Ironically, the route to Hays, Kansas by road from Denver, to which I’d flown, is called The Golden Belt.

On Main Street in Hays, this message awaited: 

A mural of a giant sunflower with the inscription For Henry (my middle name, after my father’s father).

(I did not know, at this stage of my journey, that a sunflower is the emblem of spiritualism.)

Now, a psychiatrist would call my interpretation of this message an “idea of reference,” meaning that I was personalizing stimuli around me, a belief that mental health professionals find troublesome.

But Carl Jung, the highly esteemed founder of analytical psychology, in a departure from conventional psychiatry, would have called this a message from the universe—or, using a term Jung coined himself, synchronicity.



Suddenly, driving onward to Kansas City, I became attuned to things as I never had before—a kind of heightened alert, appreciating the magnificence of the natural world around me, highlighted (literally) by a spectacular sunset while driving through Flint Hills.

Flashback: Just before I departed for Kansas, my father had come to me in a dream and whimsically teased me to another place; a geographical location much farther away.

That message was based on a pearl of wisdom he’d once said to me long ago (or so I believed in my dream):  Take the London tube to a station you’ve never been, any station at random, in a borough of London you’ve never been before, get off, resurface and walk around.

A third dream got more specific:

I answer a phone call from a man asking to speak with my father. I tell the man my father passed away and the man accepts this news passively and talks to me instead.  At the end of our conversation, he asks if I ever get to London because that’s where he lives, and I say I do, and he invites me to visit him where he resides on “Disney Street."

Upon awakening and recalling this dream, I realize the caller was a dear friend of my father who perished in a 1979 plane crash.

I Google Disney Street and discover that such a street (actually, a half-street) does indeed exist, hidden away near a tube station called Borough—to which I had never been or heard of till now. 


Fast-forward a few months later: 

I am standing on Disney Street, to which I’d traveled by tube-train through a station called Borough. 

A ceramics shop displays three skulls—the message?  

Skulls symbolize mortality and remind us to appreciate each day we are alive. 



The road leads to Cross Bones Graveyard, where medieval prostitutes were laid to rest, and which, today, is an extraordinary celebration of their lives.
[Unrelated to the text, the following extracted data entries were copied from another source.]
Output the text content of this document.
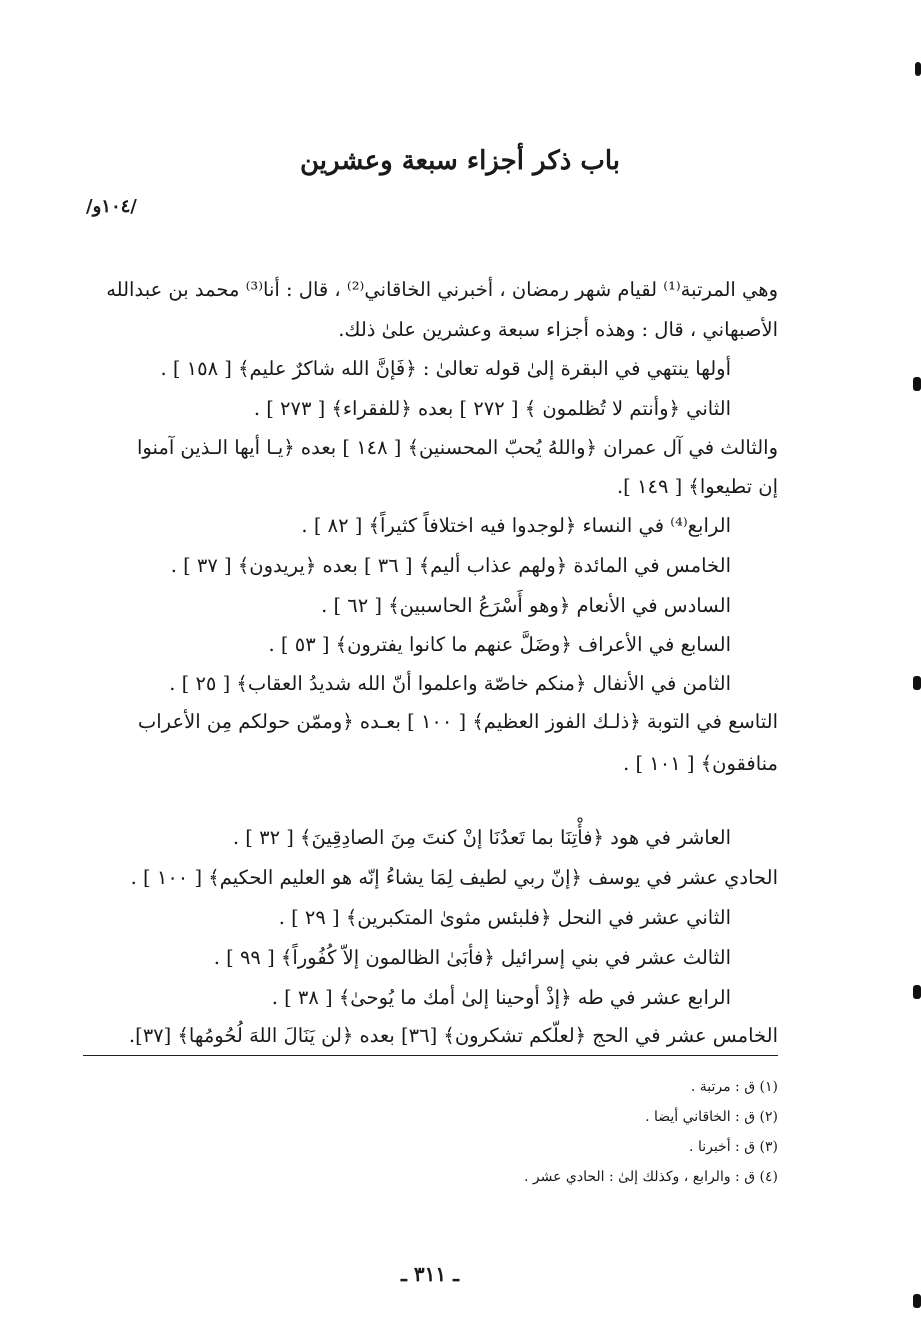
باب ذكر أجزاء سبعة وعشرين
/١٠٤و/
وهي المرتبة⁽¹⁾ لقيام شهر رمضان ، أخبرني الخاقاني⁽²⁾ ، قال : أنا⁽³⁾ محمد بن عبدالله
الأصبهاني ، قال : وهذه أجزاء سبعة وعشرين علىٰ ذلك.
أولها ينتهي في البقرة إلىٰ قوله تعالىٰ : ﴿فَإنَّ الله شاكرٌ عليم﴾ [ ١٥٨ ] .
الثاني ﴿وأنتم لا تُظلمون ﴾ [ ٢٧٢ ] بعده ﴿للفقراء﴾ [ ٢٧٣ ] .
والثالث في آل عمران ﴿واللهُ يُحبّ المحسنين﴾ [ ١٤٨ ] بعده ﴿يـا أيها الـذين آمنوا
إن تطيعوا﴾ [ ١٤٩ ].
الرابع⁽⁴⁾ في النساء ﴿لوجدوا فيه اختلافاً كثيراً﴾ [ ٨٢ ] .
الخامس في المائدة ﴿ولهم عذاب أليم﴾ [ ٣٦ ] بعده ﴿يريدون﴾ [ ٣٧ ] .
السادس في الأنعام ﴿وهو أَسْرَعُ الحاسبين﴾ [ ٦٢ ] .
السابع في الأعراف ﴿وضَلَّ عنهم ما كانوا يفترون﴾ [ ٥٣ ] .
الثامن في الأنفال ﴿منكم خاصّة واعلموا أنّ الله شديدُ العقاب﴾ [ ٢٥ ] .
التاسع في التوبة ﴿ذلـك الفوز العظيم﴾ [ ١٠٠ ] بعـده ﴿وممّن حولكم مِن الأعراب
منافقون﴾ [ ١٠١ ] .
العاشر في هود ﴿فأْتِنَا بما تَعدُنَا إنْ كنتَ مِنَ الصادِقِينَ﴾ [ ٣٢ ] .
الحادي عشر في يوسف ﴿إنّ ربي لطيف لِمَا يشاءُ إنّه هو العليم الحكيم﴾ [ ١٠٠ ] .
الثاني عشر في النحل ﴿فلبئس مثوىٰ المتكبرين﴾ [ ٢٩ ] .
الثالث عشر في بني إسرائيل ﴿فأبَىٰ الظالمون إلاّ كُفُوراً﴾ [ ٩٩ ] .
الرابع عشر في طه ﴿إذْ أوحينا إلىٰ أمك ما يُوحىٰ﴾ [ ٣٨ ] .
الخامس عشر في الحج ﴿لعلّكم تشكرون﴾ [٣٦] بعده ﴿لن يَنَالَ اللهَ لُحُومُها﴾ [٣٧].
(١) ق : مرتبة .
(٢) ق : الخاقاني أيضا .
(٣) ق : أخبرنا .
(٤) ق : والرابع ، وكذلك إلىٰ : الحادي عشر .
ـ ٣١١ ـ
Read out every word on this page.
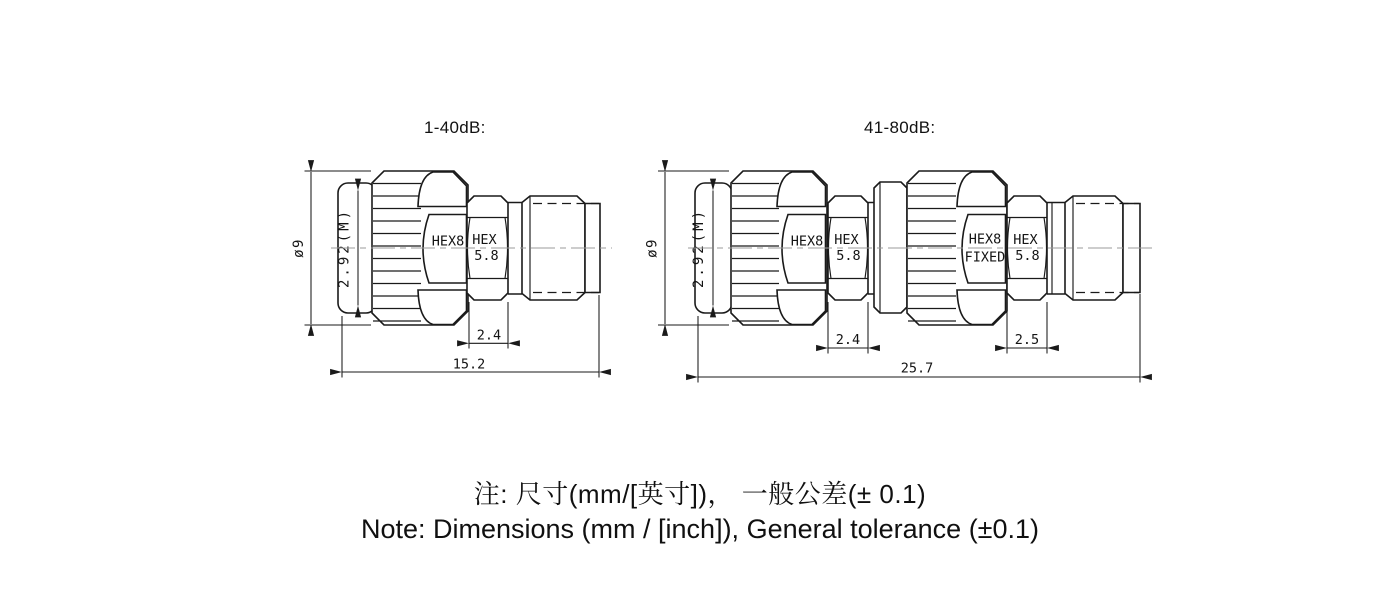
1-40dB:
ø9 2.92(M)	HEX8 HEX
5.8
2.4
15.2
41-80dB:
ø9 2.92(M)	HEX8 HEX
5.8
HEX8
FIXED
HEX
5.8
2.4	2.5
25.7
注: 尺寸(mm/[英寸])， 一般公差(± 0.1)
Note: Dimensions (mm / [inch]), General tolerance (±0.1)
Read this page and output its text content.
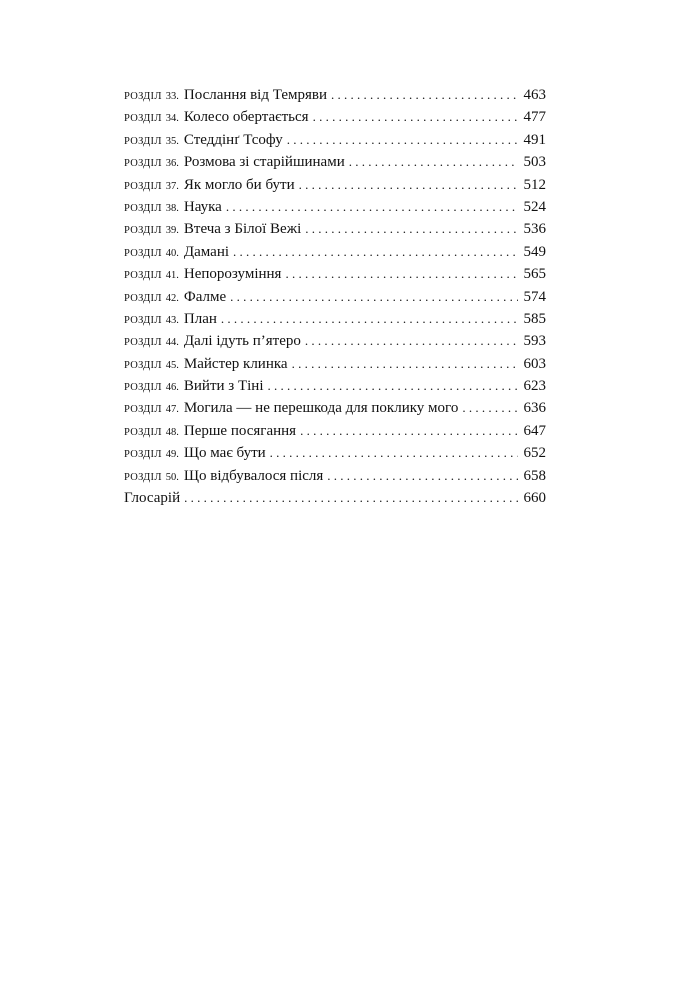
РОЗДІЛ 33. Послання від Темряви . . .	463
РОЗДІЛ 34. Колесо обертається . . .	477
РОЗДІЛ 35. Стеддінґ Тсофу . . .	491
РОЗДІЛ 36. Розмова зі старійшинами . . .	503
РОЗДІЛ 37. Як могло би бути . . .	512
РОЗДІЛ 38. Наука . . .	524
РОЗДІЛ 39. Втеча з Білої Вежі . . .	536
РОЗДІЛ 40. Дамані . . .	549
РОЗДІЛ 41. Непорозуміння . . .	565
РОЗДІЛ 42. Фалме . . .	574
РОЗДІЛ 43. План . . .	585
РОЗДІЛ 44. Далі ідуть п’ятеро . . .	593
РОЗДІЛ 45. Майстер клинка . . .	603
РОЗДІЛ 46. Вийти з Тіні . . .	623
РОЗДІЛ 47. Могила — не перешкода для поклику мого . . .	636
РОЗДІЛ 48. Перше посягання . . .	647
РОЗДІЛ 49. Що має бути . . .	652
РОЗДІЛ 50. Що відбувалося після . . .	658
Глосарій . . .	660
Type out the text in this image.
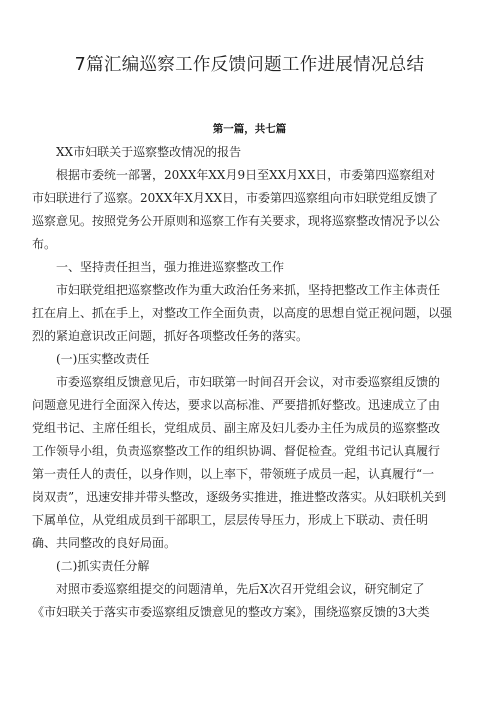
7篇汇编巡察工作反馈问题工作进展情况总结
第一篇，共七篇

XX市妇联关于巡察整改情况的报告

根据市委统一部署，20XX年XX月9日至XX月XX日，市委第四巡察组对
市妇联进行了巡察。20XX年X月XX日，市委第四巡察组向市妇联党组反馈了
巡察意见。按照党务公开原则和巡察工作有关要求，现将巡察整改情况予以公
布。

一、坚持责任担当，强力推进巡察整改工作

市妇联党组把巡察整改作为重大政治任务来抓，坚持把整改工作主体责任
扛在肩上、抓在手上，对整改工作全面负责，以高度的思想自觉正视问题，以强
烈的紧迫意识改正问题，抓好各项整改任务的落实。

(一)压实整改责任

市委巡察组反馈意见后，市妇联第一时间召开会议，对市委巡察组反馈的
问题意见进行全面深入传达，要求以高标准、严要措抓好整改。迅速成立了由
党组书记、主席任组长，党组成员、副主席及妇儿委办主任为成员的巡察整改
工作领导小组，负责巡察整改工作的组织协调、督促检查。党组书记认真履行
第一责任人的责任，以身作则，以上率下，带领班子成员一起，认真履行“一
岗双责”，迅速安排并带头整改，逐级务实推进，推进整改落实。从妇联机关到
下属单位，从党组成员到干部职工，层层传导压力，形成上下联动、责任明
确、共同整改的良好局面。

(二)抓实责任分解

对照市委巡察组提交的问题清单，先后X次召开党组会议，研究制定了
《市妇联关于落实市委巡察组反馈意见的整改方案》，围绕巡察反馈的3大类
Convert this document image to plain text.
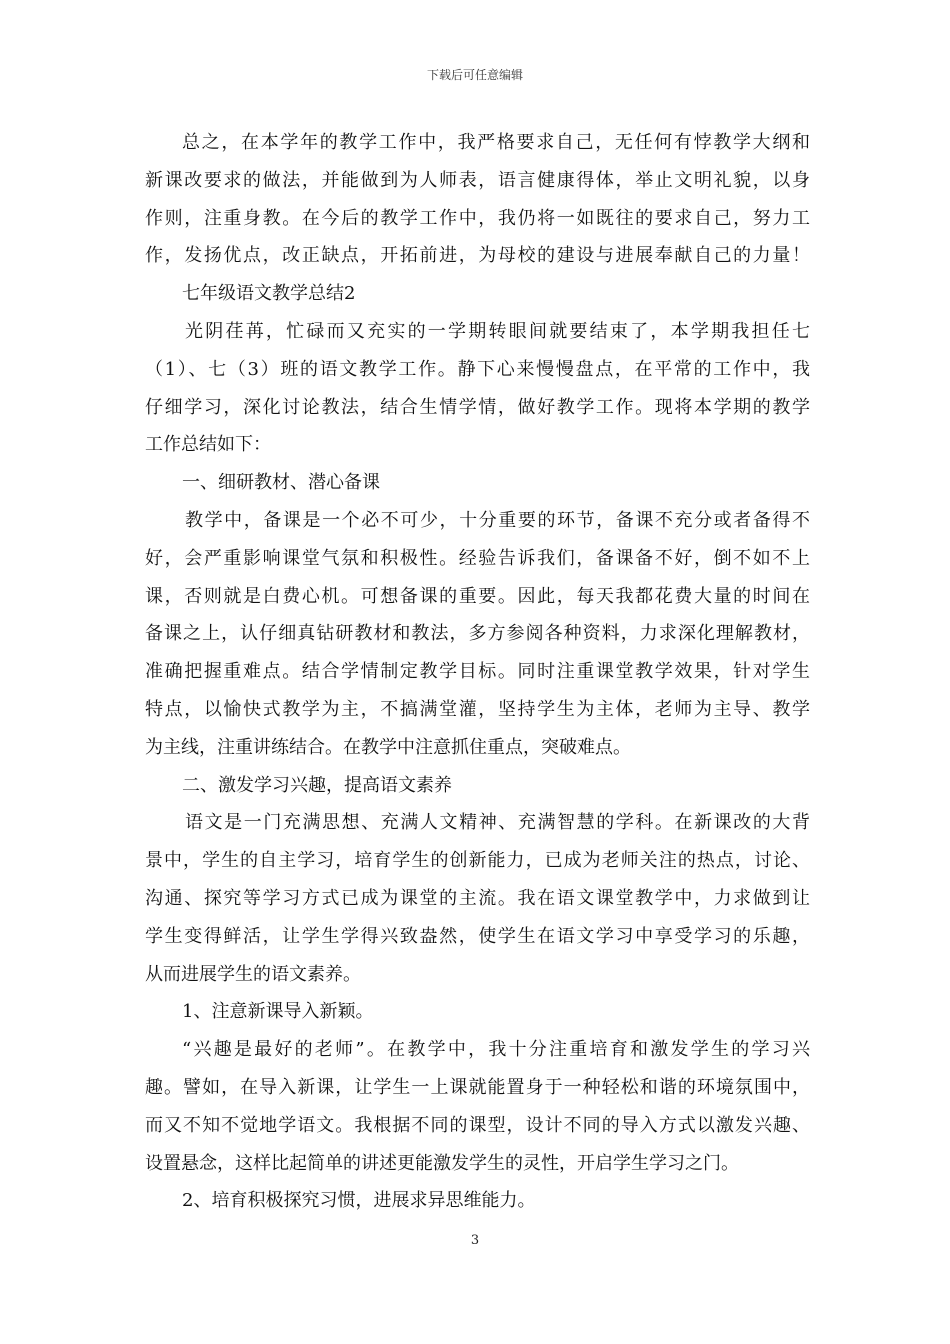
下载后可任意编辑
总之，在本学年的教学工作中，我严格要求自己，无任何有悖教学大纲和
新课改要求的做法，并能做到为人师表，语言健康得体，举止文明礼貌，以身
作则，注重身教。在今后的教学工作中，我仍将一如既往的要求自己，努力工
作，发扬优点，改正缺点，开拓前进，为母校的建设与进展奉献自己的力量！
七年级语文教学总结2
光阴荏苒，忙碌而又充实的一学期转眼间就要结束了，本学期我担任七
（1）、七（3）班的语文教学工作。静下心来慢慢盘点，在平常的工作中，我
仔细学习，深化讨论教法，结合生情学情，做好教学工作。现将本学期的教学
工作总结如下：
一、细研教材、潜心备课
教学中，备课是一个必不可少，十分重要的环节，备课不充分或者备得不
好，会严重影响课堂气氛和积极性。经验告诉我们，备课备不好，倒不如不上
课，否则就是白费心机。可想备课的重要。因此，每天我都花费大量的时间在
备课之上，认仔细真钻研教材和教法，多方参阅各种资料，力求深化理解教材，
准确把握重难点。结合学情制定教学目标。同时注重课堂教学效果，针对学生
特点，以愉快式教学为主，不搞满堂灌，坚持学生为主体，老师为主导、教学
为主线，注重讲练结合。在教学中注意抓住重点，突破难点。
二、激发学习兴趣，提高语文素养
语文是一门充满思想、充满人文精神、充满智慧的学科。在新课改的大背
景中，学生的自主学习，培育学生的创新能力，已成为老师关注的热点，讨论、
沟通、探究等学习方式已成为课堂的主流。我在语文课堂教学中，力求做到让
学生变得鲜活，让学生学得兴致盎然，使学生在语文学习中享受学习的乐趣，
从而进展学生的语文素养。
1、注意新课导入新颖。
“兴趣是最好的老师”。在教学中，我十分注重培育和激发学生的学习兴
趣。譬如，在导入新课，让学生一上课就能置身于一种轻松和谐的环境氛围中，
而又不知不觉地学语文。我根据不同的课型，设计不同的导入方式以激发兴趣、
设置悬念，这样比起简单的讲述更能激发学生的灵性，开启学生学习之门。
2、培育积极探究习惯，进展求异思维能力。
3
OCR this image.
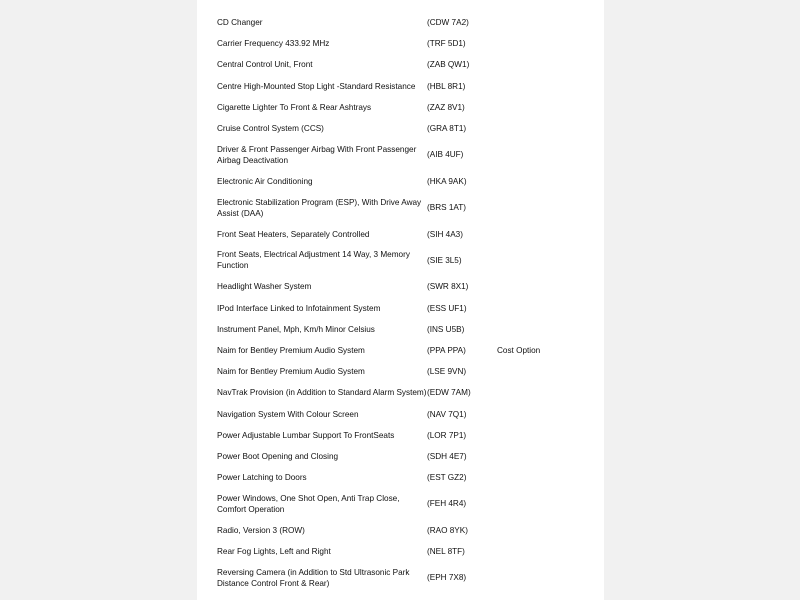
CD Changer	(CDW 7A2)
Carrier Frequency 433.92 MHz	(TRF 5D1)
Central Control Unit, Front	(ZAB QW1)
Centre High-Mounted Stop Light -Standard Resistance	(HBL 8R1)
Cigarette Lighter To Front & Rear Ashtrays	(ZAZ 8V1)
Cruise Control System (CCS)	(GRA 8T1)
Driver & Front Passenger Airbag With Front Passenger Airbag Deactivation
(AIB 4UF)
Electronic Air Conditioning	(HKA 9AK)
Electronic Stabilization Program (ESP), With Drive Away Assist (DAA)
(BRS 1AT)
Front Seat Heaters, Separately Controlled	(SIH 4A3)
Front Seats, Electrical Adjustment 14 Way, 3 Memory Function
(SIE 3L5)
Headlight Washer System	(SWR 8X1)
IPod Interface Linked to Infotainment System	(ESS UF1)
Instrument Panel, Mph, Km/h Minor Celsius	(INS U5B)
Naim for Bentley Premium Audio System	(PPA PPA)	Cost Option
Naim for Bentley Premium Audio System	(LSE 9VN)
NavTrak Provision (in Addition to Standard Alarm System) (EDW 7AM)
Navigation System With Colour Screen	(NAV 7Q1)
Power Adjustable Lumbar Support To FrontSeats	(LOR 7P1)
Power Boot Opening and Closing	(SDH 4E7)
Power Latching to Doors	(EST GZ2)
Power Windows, One Shot Open, Anti Trap Close, Comfort Operation
(FEH 4R4)
Radio, Version 3 (ROW)	(RAO 8YK)
Rear Fog Lights, Left and Right	(NEL 8TF)
Reversing Camera (in Addition to Std Ultrasonic Park Distance Control Front & Rear)
(EPH 7X8)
Its gates are festooned with ribbons, rendering this place colorful and festive, to honor the women so poorly treated during their lifetimes. 



Next, Southwark Cathedral, where an amplified voice fills the oldest gothic church in London with a message: 

“Find a piece of art or music that encourages you to move along in life.”  

I’d already found a piece of music—from Hildegard von Bingen—that was not only moving my life along but also (I believed) keeping my younger daughter safe from young-adult misadventures.

Later, over martinis in the hotel bar, I press Curt, a good friend who had accompanied me to Kansas, and now London, for his take on our tube trek.

“We were surrounded by death,” he says.

First:  The skulls near Disney Street.  

Second:  Crossbones Graveyard. 

“And third,” Curt continues, “the Cathedral, standing on stone slabs over dead people or walking by decorative tombs.  It was all about dead people.  The meaning for me is that I have to make the most of whatever time I have left.”

I venture an observation of my own: 

If so much can be learned by visiting an unknown neighborhood and walking around—Borough Market, Cross Bones, Southwark Cathedral—why not put such a concept to practice at least once a month, maybe once a week, anywhere and everywhere one happens to be?

Later, I impulsively instruct a cabbie to Motcombs brasserie, the venue of my father’s last supper, and my first visit since his passing. 

A female barmaid with a snotty attitude provokes me to turn my heel and hit the road.

As if my Dad was saying… You don’t need to be here, move forward.